Gara’da hepsi sivil vatandaş ya da görev dışı tatildeki polis, astsubay, uzman ve erlerden oluşan 5 yılı aşkın süredir işkence görmüş 13 tutsak insanımızın Murat Karayılan’ın emriyle PKK tarafından korkakça öldürülmesinin ardından ülkemiz siyasetinde HDP dışında bütün partilerin birleşmesini ve ortak dille bunu kınamasını beklerdik. CHP liderinin akıl almaz bir açıklamayla, 13 cinayetin sorumluluğunu PKK değil Erdoğan’a yüklemesi HDP söylemini savunarak PKK’yı dolaylı yoldan desteklemesi, CHP’nin mevcut yönetiminin halkı, devleti ve ülke çıkarlarını savunduğu konusunda şüphe uyandırmaktadır. Söylem, Amerikan elçisinin akıl dışı eğer doğruysa küstah söyleminden daha ağır.
İçerik olarak da yanlış. Sözde açılım sürecinde silahlanmaya devam eden ve çatışmaya hazırlanan PKK, açılım bitip hendekler kazmaya başladığında, Doğu Anadolu’da otobüsleri durdurup pazarlıkta kullanmak için vatandaşları kaçırmış, HDP unsurlarını kullanarak devletle masaya oturmaya çalışmıştır. Erdoğan ve hükümet işkence gören bu çocuklarımızı kurtarmak için riskli ve zorlu bir operasyon düzenlemiş, ancak katiller beklenmedik şekilde, tıpkı Çağlayan vakasındaki DHKP-C gibi tutsakları haince şehid etmişlerdir. Olayı Erdoğan’a yüklemek ruhsal bir sorunun ifadesidir.

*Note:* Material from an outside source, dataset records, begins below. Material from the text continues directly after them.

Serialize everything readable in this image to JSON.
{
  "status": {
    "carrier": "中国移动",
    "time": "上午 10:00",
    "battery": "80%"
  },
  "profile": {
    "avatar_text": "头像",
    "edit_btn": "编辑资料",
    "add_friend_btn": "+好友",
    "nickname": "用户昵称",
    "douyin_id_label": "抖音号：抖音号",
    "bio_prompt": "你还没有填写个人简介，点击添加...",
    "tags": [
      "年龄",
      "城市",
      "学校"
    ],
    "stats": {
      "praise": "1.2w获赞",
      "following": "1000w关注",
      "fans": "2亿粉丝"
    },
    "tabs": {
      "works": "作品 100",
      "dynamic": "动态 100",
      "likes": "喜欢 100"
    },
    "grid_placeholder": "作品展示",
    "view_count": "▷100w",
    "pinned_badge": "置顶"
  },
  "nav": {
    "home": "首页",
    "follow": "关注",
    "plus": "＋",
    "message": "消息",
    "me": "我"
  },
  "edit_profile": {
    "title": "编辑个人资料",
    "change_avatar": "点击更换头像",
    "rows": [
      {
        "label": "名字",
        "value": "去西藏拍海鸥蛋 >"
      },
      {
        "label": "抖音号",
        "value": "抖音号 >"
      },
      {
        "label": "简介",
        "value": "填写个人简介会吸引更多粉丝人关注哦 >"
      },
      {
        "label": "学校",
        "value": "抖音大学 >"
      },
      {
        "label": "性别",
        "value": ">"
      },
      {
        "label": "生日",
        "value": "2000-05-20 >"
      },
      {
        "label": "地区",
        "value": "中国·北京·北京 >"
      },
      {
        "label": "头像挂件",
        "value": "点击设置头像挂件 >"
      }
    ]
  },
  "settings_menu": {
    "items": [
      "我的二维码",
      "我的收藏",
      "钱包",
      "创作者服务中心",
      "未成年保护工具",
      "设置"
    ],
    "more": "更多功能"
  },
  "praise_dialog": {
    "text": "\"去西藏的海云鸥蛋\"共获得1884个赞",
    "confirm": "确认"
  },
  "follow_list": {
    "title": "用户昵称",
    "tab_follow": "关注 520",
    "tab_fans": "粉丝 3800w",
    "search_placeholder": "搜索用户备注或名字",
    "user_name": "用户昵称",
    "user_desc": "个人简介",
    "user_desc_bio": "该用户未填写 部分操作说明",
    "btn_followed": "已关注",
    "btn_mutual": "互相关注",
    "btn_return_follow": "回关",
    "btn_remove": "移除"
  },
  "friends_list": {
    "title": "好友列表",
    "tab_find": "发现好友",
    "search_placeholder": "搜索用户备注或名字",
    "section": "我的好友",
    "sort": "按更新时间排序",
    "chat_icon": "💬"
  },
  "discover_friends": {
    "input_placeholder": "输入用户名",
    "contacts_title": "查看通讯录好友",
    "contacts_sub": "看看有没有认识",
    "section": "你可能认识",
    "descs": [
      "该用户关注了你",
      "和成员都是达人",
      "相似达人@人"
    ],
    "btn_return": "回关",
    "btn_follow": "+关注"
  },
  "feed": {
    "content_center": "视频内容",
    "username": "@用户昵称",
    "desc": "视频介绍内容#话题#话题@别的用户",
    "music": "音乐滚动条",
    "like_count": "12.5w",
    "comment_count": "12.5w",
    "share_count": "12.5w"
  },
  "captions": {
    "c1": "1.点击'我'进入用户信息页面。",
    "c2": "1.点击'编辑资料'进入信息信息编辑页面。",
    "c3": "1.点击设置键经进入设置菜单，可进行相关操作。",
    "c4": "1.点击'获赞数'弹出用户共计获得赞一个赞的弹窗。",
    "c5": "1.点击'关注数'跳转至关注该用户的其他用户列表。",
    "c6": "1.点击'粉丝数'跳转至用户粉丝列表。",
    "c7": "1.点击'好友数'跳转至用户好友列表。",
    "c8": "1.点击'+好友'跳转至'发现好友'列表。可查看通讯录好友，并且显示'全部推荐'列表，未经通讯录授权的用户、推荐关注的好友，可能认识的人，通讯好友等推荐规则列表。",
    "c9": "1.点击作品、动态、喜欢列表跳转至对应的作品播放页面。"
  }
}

Baykal sonrası CHP’non terörle bağları biliniyor. Canan Kaftancıoğlu’nun DHKP-C bağı bizzat Cumhurbaşkanınca dile getirildi ve buna trk bir itiraz gelmedi. Burada giderek milli konularda Kılıçdaroğlu’nun düşmanlarımız yanında yer alması, 17-25 Aralık, 15 Temmuz, El-Bab, Afrin’de karşıt söylem kullanması seçmeninden tepki almaması sonucudur. Ülkemizde 28 Şubat sonrası kolejlerde yetişen neslin bir bölümü, milli duygulardan yoksundur. Uluslararası spor karşılaşmalarında kendi ülkesini, liderlerini yuhalayan, ülkesinin çıkarını bilmeyen, HDP’ye taktik oy veren Batıyatapar kesim, CHP liderliğini her davranışında desteklemektedir. CHP içinde milli duyguları olan kesim de bir alternatif oluşum aramaktadır.